Ex-Pope Benedict acknowledges ‘errors’ but no blame in abuse handling, seeks forgiveness

file photo: pope benedict xvi finishes his last general audience in st peter's square at the vatican
Benedict, now 94, has been living in the Vatican since resigning as pontiff in 2013

Former Pope Benedict on Tuesday acknowledged that errors occurred in handling sexual abuse cases when he was Archbishop of Munich and asked for forgiveness, as his lawyers argued he was not directly to blame.

Victims lamented a lost opportunity for healing from a scandal that has rattled the worldwide Catholic Church.

The Vatican issued a letter by Benedict and a three-page addendum following a report released last month on abuse in the archdiocese from 1945 to 2019 which included the alleged failure by then Cardinal Joseph Ratzinger to take action in four cases when he was Munich archbishop between 1977 and 1982.
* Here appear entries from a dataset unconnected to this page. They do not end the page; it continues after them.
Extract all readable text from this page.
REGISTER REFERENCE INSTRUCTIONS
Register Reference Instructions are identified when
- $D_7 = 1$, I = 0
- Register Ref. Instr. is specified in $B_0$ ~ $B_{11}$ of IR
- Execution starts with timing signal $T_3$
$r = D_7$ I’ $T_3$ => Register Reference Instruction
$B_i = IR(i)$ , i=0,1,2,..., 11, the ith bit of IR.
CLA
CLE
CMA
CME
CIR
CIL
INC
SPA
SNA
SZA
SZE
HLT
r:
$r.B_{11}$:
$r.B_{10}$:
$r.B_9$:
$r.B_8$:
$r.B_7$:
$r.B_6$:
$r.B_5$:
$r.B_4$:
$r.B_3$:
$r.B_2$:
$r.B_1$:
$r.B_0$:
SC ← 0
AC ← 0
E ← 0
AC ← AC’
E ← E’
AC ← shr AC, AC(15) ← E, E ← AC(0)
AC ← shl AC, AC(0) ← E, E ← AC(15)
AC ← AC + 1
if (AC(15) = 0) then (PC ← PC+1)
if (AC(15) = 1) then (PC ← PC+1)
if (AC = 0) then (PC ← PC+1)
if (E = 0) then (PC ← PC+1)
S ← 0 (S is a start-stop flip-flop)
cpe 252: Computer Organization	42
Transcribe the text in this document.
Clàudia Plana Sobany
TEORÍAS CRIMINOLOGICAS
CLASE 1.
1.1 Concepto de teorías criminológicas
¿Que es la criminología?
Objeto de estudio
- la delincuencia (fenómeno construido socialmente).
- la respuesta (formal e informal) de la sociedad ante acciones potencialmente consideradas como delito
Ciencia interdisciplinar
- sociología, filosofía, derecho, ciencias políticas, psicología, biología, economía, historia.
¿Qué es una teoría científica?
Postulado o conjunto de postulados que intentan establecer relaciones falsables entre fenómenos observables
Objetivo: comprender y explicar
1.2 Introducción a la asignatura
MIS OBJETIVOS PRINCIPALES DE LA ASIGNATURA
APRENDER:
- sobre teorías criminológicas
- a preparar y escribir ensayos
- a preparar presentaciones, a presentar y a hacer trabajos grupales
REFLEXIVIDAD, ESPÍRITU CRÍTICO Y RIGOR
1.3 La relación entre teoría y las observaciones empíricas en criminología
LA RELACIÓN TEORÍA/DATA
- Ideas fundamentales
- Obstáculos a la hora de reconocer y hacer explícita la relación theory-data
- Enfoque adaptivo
“I have had great responsibilities in the Catholic Church. All the greater is my pain for the abuses and the errors that occurred in those different places during the time of my mandate,” he wrote in the letter, his first personal response to the report.

Noting that he had asked for forgiveness for the Church in his meetings with abuse survivors, Benedict, 94, wrote:

“I have come to understand that we ourselves are drawn into this grievous fault whenever we neglect it or fail to confront it with the necessary decisiveness and responsibility, as too often happened and continues to happen … once again I can only express to all the victims of sexual abuse my profound shame, my deep sorrow and my heartfelt request for forgiveness.”

A separate analysis by four legal experts he commissioned, however, disputed the specific allegations against the former pope, saying investigators had mischaracterised actions and ignored facts.

SNAP, a victims’ group, said Benedict had squandered an opportunity for a “cleansing” that could have helped healing.

“Despite evidence from secular authorities … the former pope cannot do the simple thing and offer full accounting and apology,” SNAP said.

While his lawyers’ rebuttal was sharp, detailed and contentious, Benedict’s page-and-a-half page German letter was deeply personal and couched in religious terms as he reflected on a long life approaching its end.

In one section he openly wondered if he, as all Catholic do in a prayer known as the Confiteor at Mass, should ask for forgiveness for what they have done and what they have failed to do “by my fault, by my most grievous fault”.

He wrote: “It is clear to me that the words ‘most grievous’ do not apply each day and to every person in the same way. Yet every day they do cause me to question if today too I should speak of a most grievous fault.”


Benedict does not answer his own question but says he is consoled that God forgives.

“Quite soon, I shall find myself before the final judge of my life,” he wrote.

Benedict, who resigned unexpectedly in 2013, also thanked Pope Francis for the “confidence, support and prayer … personally expressed to me”. He did not elaborate.

Soon after the German report was issued, Benedict acknowledged that he had been at a 1980 meeting over a sexual abuse case when he was archbishop of Munich, saying he had mistakenly told German investigators he was not there.

At the time, Benedict’s personal secretary, Archbishop Georg Ganswein, said the omission was the result of an oversight in the editing of 82-pages of testimony he had sent the investigators and not done out of bad faith.

In Monday’s letter, Benedict said: “To me it proved deeply hurtful that this oversight was used to cast doubt on my truthfulness, and even to label me a liar.”

The Vatican media package issued on Monday included videos of Ganswein reading the pope’s letter in German and Italian.